In the liner notes to his new quartet album, Slow Play, pianist Ben Markley proudly cites pianist Cedar Walton (1934-2013) as one of his key influences. The disc is a follow-up to the Ben Markley Big Band's Clockwise: The Music Of Cedar Walton (OA2), which received a 4-star review in the July 2017 issue of DownBeat. On his current project, Markley incorporates Walton's strong sense of melodicism into a program of eight highly satisfying original compositions. Markley, the director of jazz studies at the University of Wyoming, recorded the album at Denver's Mighty Fine Studios. His stellar bandmates are musicians with whom he previously had collaborated, and he wrote the tunes with them in mind: bassist Marty Kenney, drummer Jim White and monster saxophonist Joel Frahm. Conga player Andy Wheelock (who is also on the faculty at UW) adds intriguing Latin textures to two tracks: "Max's Mission" and "One For Armando."

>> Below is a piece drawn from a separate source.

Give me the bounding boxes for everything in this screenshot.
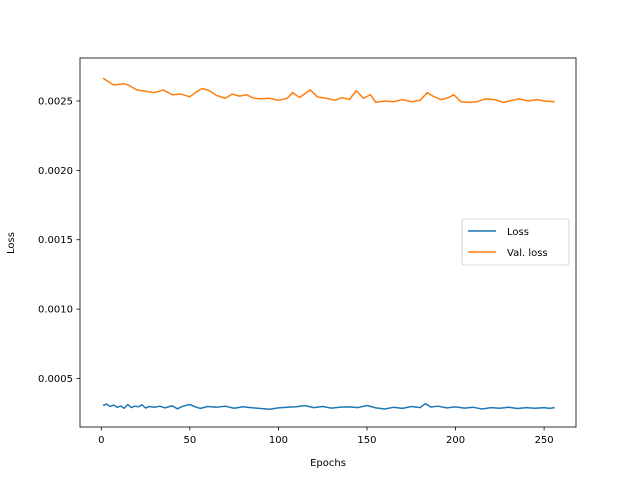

Deep grooves, sweet swing and dynamic interplay are all essential ingredients in this program. On the songs that evolve into blowing vehicles for Frahm—such as the nine-minute "'Mon Back"—he delivers a tenor tone that is brawny yet beauteous, offering solos full of feeling and free of extraneous notes while reinforcing the overall compositional structure. On the ballad "Sentience," White switches to brushes and Frahm picks up a soprano, etching lines that are compelling and never cloying. On the sly, slinky "The Return OF Catboy," Frahm cleverly drops in a quote from Harold Arlen's "If I Only Had A Brain," and on "One For Armando," he briefly nods to "America" (from West Side Story). Throughout the program, Markley steers the ship but gives his bandmates room to roam. Toward the end of "Armando," the drums and conga dialogue with piano support reflects the leader's commitment to serving the song.
This album is one of those sparkling, straightahead gems that can convert pop fans into jazz acolytes.